On the week-long journey up the east coast of England, Eva had fallen into a strange kind of trance, in which she could almost believe the journey would go on forever. A dizzying limbo, but one in which she would never have to face of her older brother on the doorstep of Highfield House, with his daughter trotting behind her.
The wagon creaks as it eases back onto the solid groud of Lindisfarne and rattles down a narrow path towards the village. The coachman snaps the pony to an abrupt stop. Eva puts out an arm to stop Theodora from plummeting forward onto the wagon floor. She slides out of the coach and helps Thea down after her. Hands the driver a few coins. He nods his thanks and is off again, disappearing back towards the mainland.
Two women pass, then two men. Their eyes dart to Eva and Theodora; inspecting, too curious. Eva looks left to right, scanning the village for any sign of Highfield House. Though she remembers nothing of her old family home, she has conjured up an image of it from the few stories she had heard throughout the years. She knows it to be the largest house on the island; a great windswept hall, separated from the village by rolling ridges of grass and silvery, threadlike streams. She had expected that once they set foot onto the island, the place would reveal itself, the way the dome of Saint Paul’s emerges from the cloud with three steps off London Bridge.
A woman in a wide straw hat strides past with a basket on her hip.
“Excuse me,” calls Eva, setting their duffel bags at her feet, “can you tell me where I might find Highfield House?”
The woman purses her lips; looks Eva up and down. “What do you want with that old wreck?”

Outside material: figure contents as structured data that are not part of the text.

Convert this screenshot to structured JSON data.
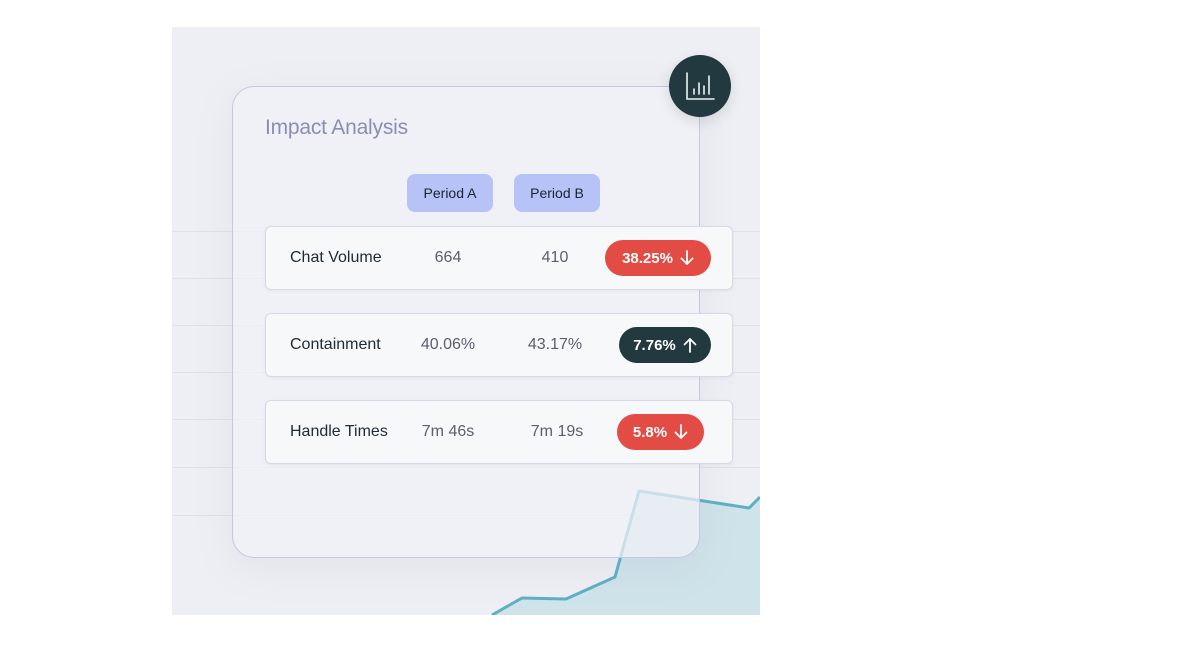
{
  "card": {
    "title": "Impact Analysis",
    "icon": "bar-chart-icon"
  },
  "columns": {
    "period_a": "Period A",
    "period_b": "Period B"
  },
  "metrics": [
    {
      "label": "Chat Volume",
      "period_a": "664",
      "period_b": "410",
      "change": "38.25%",
      "direction": "down"
    },
    {
      "label": "Containment",
      "period_a": "40.06%",
      "period_b": "43.17%",
      "change": "7.76%",
      "direction": "up"
    },
    {
      "label": "Handle Times",
      "period_a": "7m 46s",
      "period_b": "7m 19s",
      "change": "5.8%",
      "direction": "down"
    }
  ],
  "colors": {
    "decrease": "#e34b45",
    "increase": "#22393f",
    "period_pill": "#b7c3f7",
    "trend_line": "#5fb0c4"
  }
}
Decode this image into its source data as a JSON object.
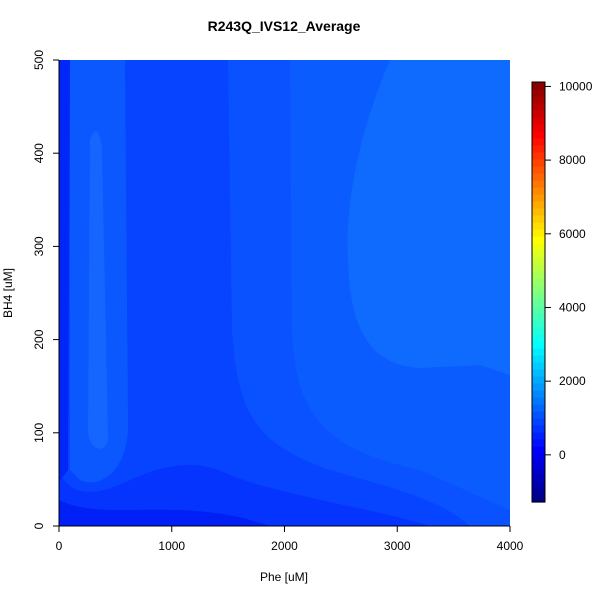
{
  "chart_data": {
    "type": "contour",
    "title": "R243Q_IVS12_Average",
    "x_label": "Phe [uM]",
    "y_label": "BH4 [uM]",
    "xlim": [
      0,
      4000
    ],
    "xticks": [
      0,
      1000,
      2000,
      3000,
      4000
    ],
    "ylim": [
      0,
      500
    ],
    "yticks": [
      0,
      100,
      200,
      300,
      400,
      500
    ],
    "zlim": [
      -1280,
      10120
    ],
    "zticks": [
      0,
      2000,
      4000,
      6000,
      8000,
      10000
    ]
  }
}
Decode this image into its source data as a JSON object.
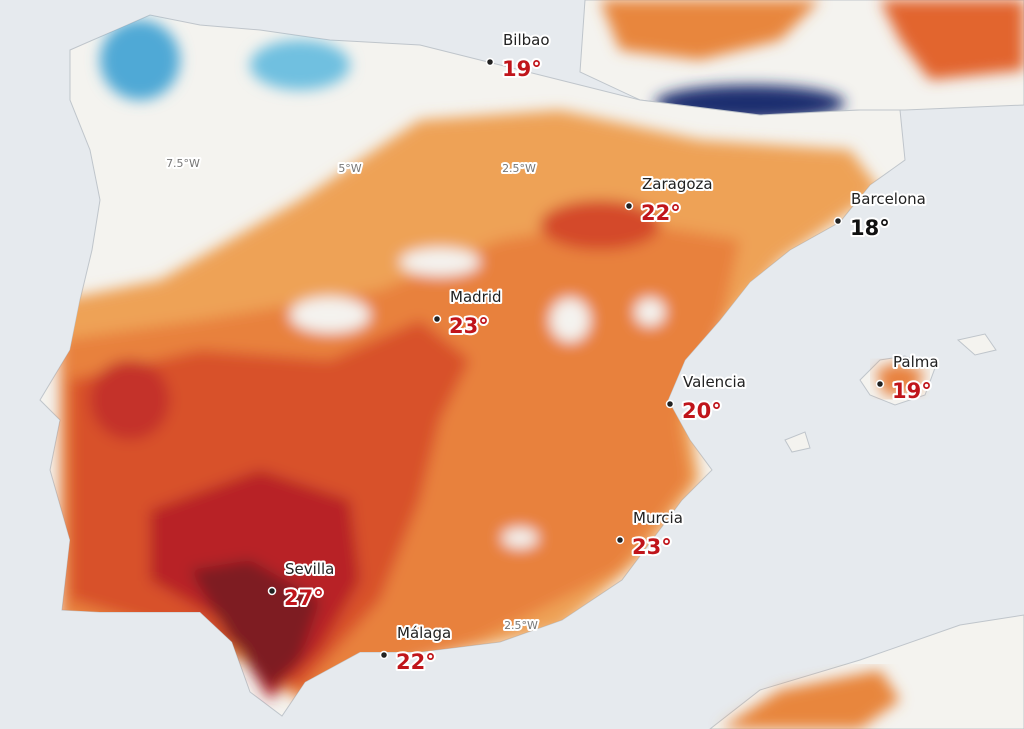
{
  "cities": [
    {
      "name": "Bilbao",
      "temp": "19°",
      "hot": true
    },
    {
      "name": "Zaragoza",
      "temp": "22°",
      "hot": true
    },
    {
      "name": "Barcelona",
      "temp": "18°",
      "hot": false
    },
    {
      "name": "Madrid",
      "temp": "23°",
      "hot": true
    },
    {
      "name": "Valencia",
      "temp": "20°",
      "hot": true
    },
    {
      "name": "Palma",
      "temp": "19°",
      "hot": true
    },
    {
      "name": "Murcia",
      "temp": "23°",
      "hot": true
    },
    {
      "name": "Sevilla",
      "temp": "27°",
      "hot": true
    },
    {
      "name": "Málaga",
      "temp": "22°",
      "hot": true
    }
  ],
  "graticule": [
    "7.5°W",
    "5°W",
    "2.5°W",
    "2.5°W"
  ]
}
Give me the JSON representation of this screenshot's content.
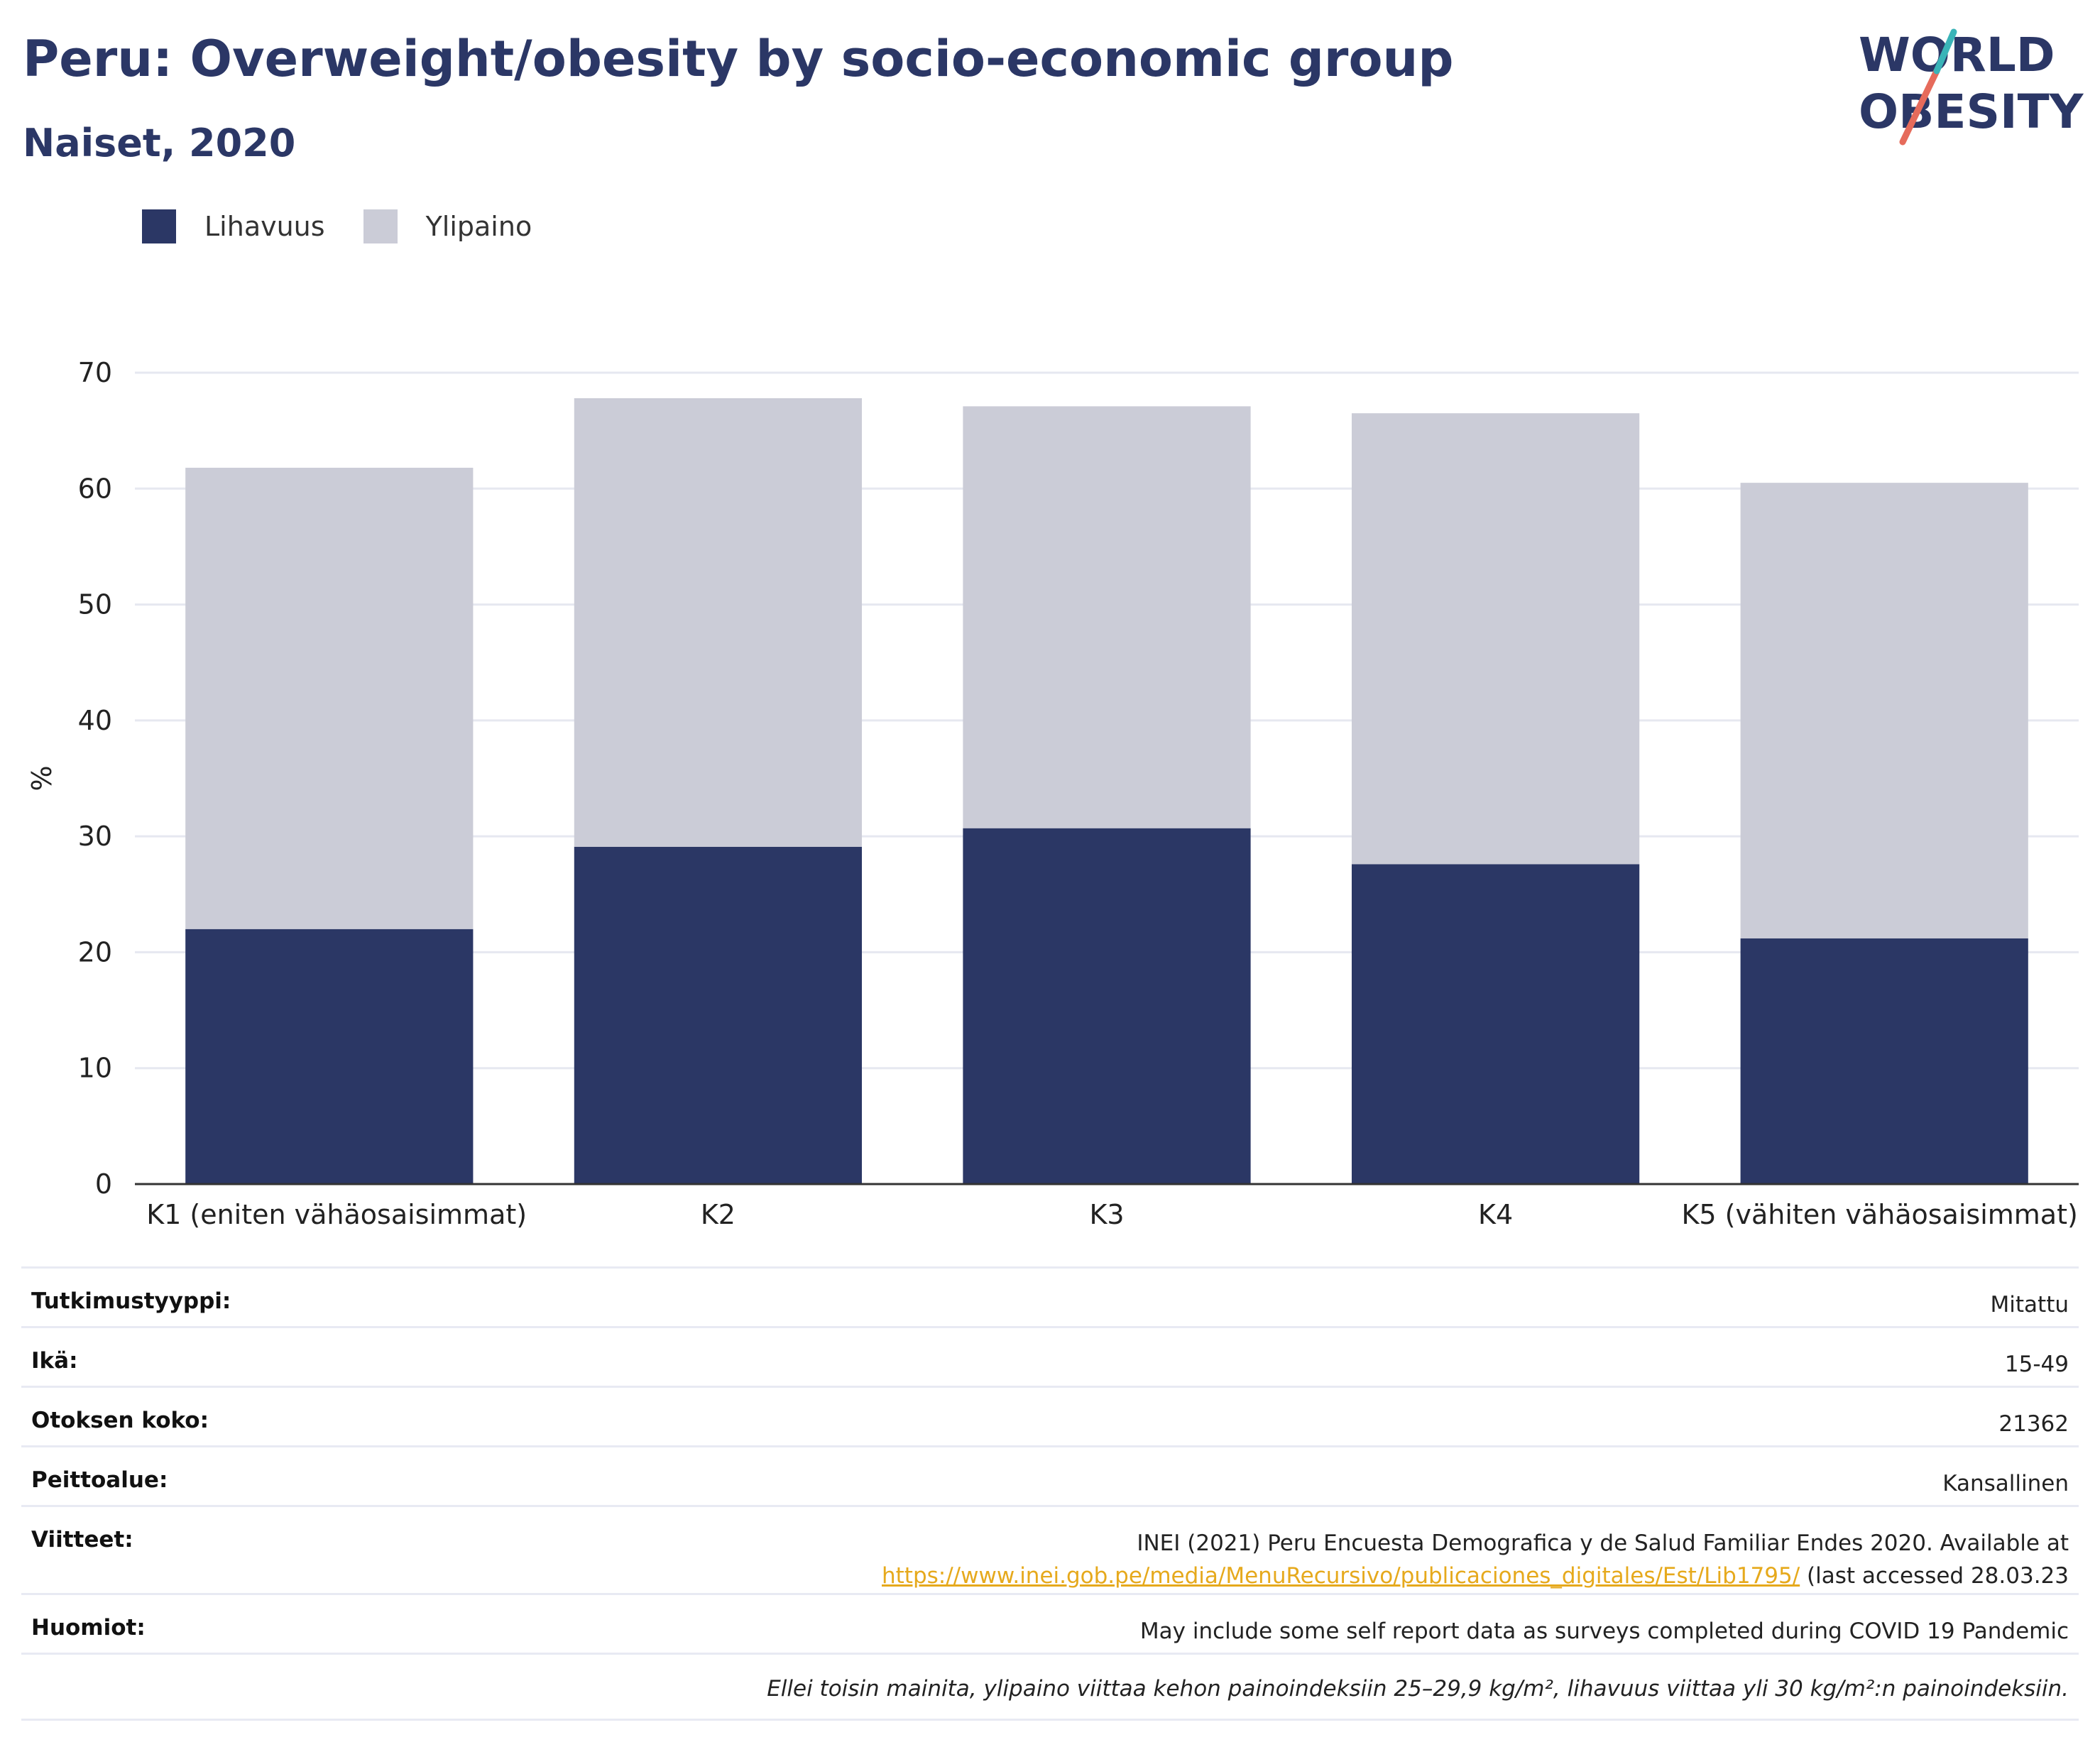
{
  "header": {
    "title": "Peru: Overweight/obesity by socio-economic group",
    "subtitle": "Naiset, 2020"
  },
  "logo": {
    "line1": "WORLD",
    "line2": "OBESITY",
    "accent_teal": "#3ab4b8",
    "accent_coral": "#e66b5b"
  },
  "colors": {
    "obesity": "#2b3765",
    "overweight": "#cbccd7",
    "grid": "#e6e8f0",
    "axis": "#333333"
  },
  "chart_data": {
    "type": "bar",
    "stacked": true,
    "categories": [
      "K1 (eniten vähäosaisimmat)",
      "K2",
      "K3",
      "K4",
      "K5 (vähiten vähäosaisimmat)"
    ],
    "series": [
      {
        "name": "Lihavuus",
        "values": [
          22.0,
          29.1,
          30.7,
          27.6,
          21.2
        ]
      },
      {
        "name": "Ylipaino",
        "values": [
          39.8,
          38.7,
          36.4,
          38.9,
          39.3
        ]
      }
    ],
    "ylabel": "%",
    "ylim": [
      0,
      70
    ],
    "yticks": [
      0,
      10,
      20,
      30,
      40,
      50,
      60,
      70
    ],
    "grid": true,
    "legend": "top-left"
  },
  "meta": {
    "study_type": {
      "label": "Tutkimustyyppi:",
      "value": "Mitattu"
    },
    "age": {
      "label": "Ikä:",
      "value": "15-49"
    },
    "sample_size": {
      "label": "Otoksen koko:",
      "value": "21362"
    },
    "coverage": {
      "label": "Peittoalue:",
      "value": "Kansallinen"
    },
    "references": {
      "label": "Viitteet:",
      "text1": "INEI (2021) Peru Encuesta Demografica y de Salud Familiar Endes 2020. Available at",
      "link": "https://www.inei.gob.pe/media/MenuRecursivo/publicaciones_digitales/Est/Lib1795/",
      "text2": " (last accessed 28.03.23"
    },
    "notes": {
      "label": "Huomiot:",
      "value": "May include some self report data as surveys completed during COVID 19 Pandemic"
    },
    "footnote": "Ellei toisin mainita, ylipaino viittaa kehon painoindeksiin 25–29,9 kg/m², lihavuus viittaa yli 30 kg/m²:n painoindeksiin."
  }
}
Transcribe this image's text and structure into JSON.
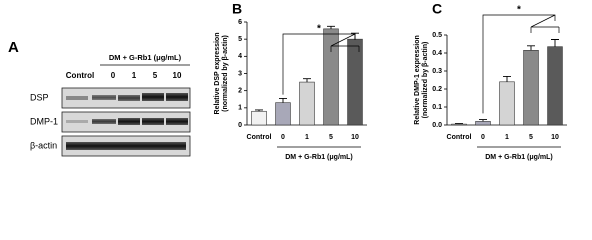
{
  "panel_a": {
    "label": "A",
    "header": "DM + G-Rb1 (μg/mL)",
    "columns": [
      "Control",
      "0",
      "1",
      "5",
      "10"
    ],
    "rows": [
      "DSP",
      "DMP-1",
      "β-actin"
    ]
  },
  "chart_data": [
    {
      "type": "bar",
      "panel": "B",
      "ylabel": [
        "Relative DSP expression",
        "(normalized by β-actin)"
      ],
      "xlabel": "DM + G-Rb1 (μg/mL)",
      "categories": [
        "Control",
        "0",
        "1",
        "5",
        "10"
      ],
      "values": [
        0.8,
        1.3,
        2.5,
        5.6,
        5.0
      ],
      "errors": [
        0.08,
        0.25,
        0.2,
        0.15,
        0.35
      ],
      "colors": [
        "#f2f2f2",
        "#a8a8b8",
        "#d4d4d4",
        "#8a8a8a",
        "#5a5a5a"
      ],
      "ylim": [
        0,
        6
      ],
      "yticks": [
        0,
        1,
        2,
        3,
        4,
        5,
        6
      ],
      "annotation": "*"
    },
    {
      "type": "bar",
      "panel": "C",
      "ylabel": [
        "Relative DMP-1 expression",
        "(normalized by β-actin)"
      ],
      "xlabel": "DM + G-Rb1 (μg/mL)",
      "categories": [
        "Control",
        "0",
        "1",
        "5",
        "10"
      ],
      "values": [
        0.005,
        0.02,
        0.24,
        0.415,
        0.435
      ],
      "errors": [
        0.003,
        0.01,
        0.03,
        0.025,
        0.04
      ],
      "colors": [
        "#f2f2f2",
        "#a8a8b8",
        "#d4d4d4",
        "#8a8a8a",
        "#5a5a5a"
      ],
      "ylim": [
        0,
        0.5
      ],
      "yticks": [
        {
          "value": 0,
          "label": "0.0"
        },
        0.1,
        0.2,
        0.3,
        0.4,
        0.5
      ],
      "annotation": "*"
    }
  ]
}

Eva is taken aback by her sharpness. “I’ve come to see my family.” Her voice comes out softer than she had intended.
“Ah. You’re one of them are you? The Blakes?”
Eva tugs her niece closer. There is something in the woman’s eyes that suggests that being one of the Blakes is not seen as a good thing here. “Do you know the way to the house?” she asks again.
“Walk out past the castle,” the woman says tautly. “Follow the coast up towards the head. You’ll see it there among the dunes.” She looks past Eva, past the castle. “Lonely old place, it is. This island would be better off without it.”
Eva’s shoulders tense, but she nods her thanks.
She follows the woman’s directions, chattering to Theodora as they go, in an attempt to shake off the unease. Thea, at least, seems oblivious to the tension, pointing out the scenery as they pass. The fishing boats beached in the grey mud of low tide, the women gathering herrings into baskets, the neat formations of birds circling and swooping through a grey late-afternoon sky.
Red-coated guards peer down at them as they skirt the castle, then they follow the rocky shoreline as it winds up towards the top of the island. Eva carries their duffel bags, one over each shoulder, and they bang against her sides as she walks. Her skirts snag on every knot of grass. She tries not to think about the sharpness in the woman’s words. Tries not to think about the eyes that had followed her from the minute they had climbed from the wagon.